Desde os 14 anos, Carlos Fernandes da Silva, 52 anos, tem como principal ofício de vida o de carregador oficial do Homem da Meia-Noite - o de padeiro, que assume no resto do ano, é secundário. Carlos já deu vida a dezenas de personagens, mas nenhum foi como o o “lorde” calunga, segundo ele. “É uma magia que não tem como dizer. Quando entro embaixo do boneco parece que não sou mais eu. Com ele, preciso sair cumprimentando as pessoas de casa em casa. O pessoal é muito fã dele. Quando ele anda, arrasta aquela multidão como um imã”, descreve.
Uma dessas é a aposentada Eliane Bernardina, 65, que mora na casa de muro colado à do Homem. “Todo ano eu ia atrás dele. Ficamos muito emocionados quando ele vai sair, dá uma alegria. No sábado, chegam para participar famíliares e amigos, é um clima gostoso, todo mundo animado, esperando ele sair. Meu avô foi um dos fundadores do Homem e do hino dele, então o amor é muito grande”, revela.

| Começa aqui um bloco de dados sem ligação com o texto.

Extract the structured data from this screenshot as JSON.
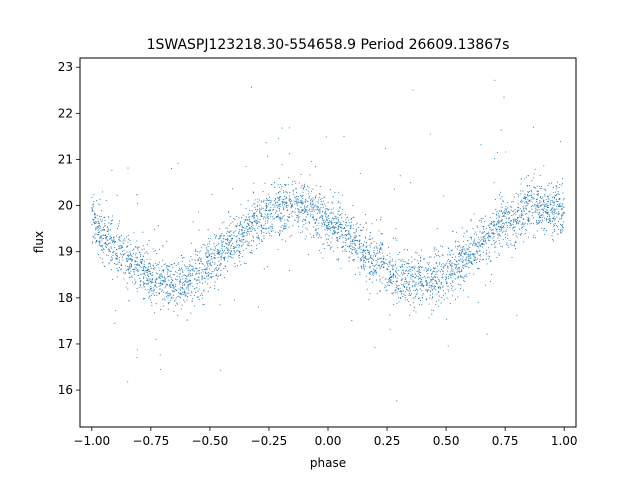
{
  "chart_data": {
    "type": "scatter",
    "title": "1SWASPJ123218.30-554658.9 Period 26609.13867s",
    "xlabel": "phase",
    "ylabel": "flux",
    "xlim": [
      -1.05,
      1.05
    ],
    "ylim": [
      15.2,
      23.2
    ],
    "xticks": [
      -1.0,
      -0.75,
      -0.5,
      -0.25,
      0.0,
      0.25,
      0.5,
      0.75,
      1.0
    ],
    "xtick_labels": [
      "−1.00",
      "−0.75",
      "−0.50",
      "−0.25",
      "0.00",
      "0.25",
      "0.50",
      "0.75",
      "1.00"
    ],
    "yticks": [
      16,
      17,
      18,
      19,
      20,
      21,
      22,
      23
    ],
    "ytick_labels": [
      "16",
      "17",
      "18",
      "19",
      "20",
      "21",
      "22",
      "23"
    ],
    "grid": false,
    "marker_color": "#1f77b4",
    "series": [
      {
        "x": [
          -1.0,
          -0.95,
          -0.9,
          -0.85,
          -0.8,
          -0.75,
          -0.7,
          -0.65,
          -0.6,
          -0.55,
          -0.5,
          -0.45,
          -0.4,
          -0.35,
          -0.3,
          -0.25,
          -0.2,
          -0.15,
          -0.1,
          -0.05,
          0.0,
          0.05,
          0.1,
          0.15,
          0.2,
          0.25,
          0.3,
          0.35,
          0.4,
          0.45,
          0.5,
          0.55,
          0.6,
          0.65,
          0.7,
          0.75,
          0.8,
          0.85,
          0.9,
          0.95,
          1.0
        ],
        "y": [
          19.75,
          19.35,
          19.05,
          18.8,
          18.65,
          18.45,
          18.35,
          18.3,
          18.4,
          18.55,
          18.75,
          18.95,
          19.2,
          19.45,
          19.65,
          19.85,
          19.95,
          20.0,
          19.95,
          19.85,
          19.7,
          19.5,
          19.25,
          19.0,
          18.8,
          18.6,
          18.45,
          18.35,
          18.35,
          18.4,
          18.55,
          18.75,
          18.95,
          19.2,
          19.45,
          19.65,
          19.8,
          19.95,
          19.95,
          19.9,
          19.8
        ]
      }
    ]
  }
}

"As pessoas olham para ele, choram, querem tocá-lo e segui-lo. Eu costumo dizer que o desfile do Homem é quase uma romaria religiosa, porque uma hora depois da orquestra passar tem pessoas seguindo, sem música. Não é uma agremiação carnavalesca, simplesmente, é algo mais", descreve Adolpho.
A disputa é grande para participar de seu espetáculo, segundo o maestro Carlos Rodrigues da Silva, de 56 anos. "Hoje todos os músicos de Olinda querem ter o privilégio de tocar no Homem", diz ele, que há 30 anos comanda a orquestra que hoje tem 60 integrantes, mas já tocou "aos trancos e barrancos" com 12. "Mesmo com a experiência que eu tenho, arrepia. Ano passado fiz o trajeto do desfile tocando baixinho com meu instrumento. Este ano, novamente, estou triste."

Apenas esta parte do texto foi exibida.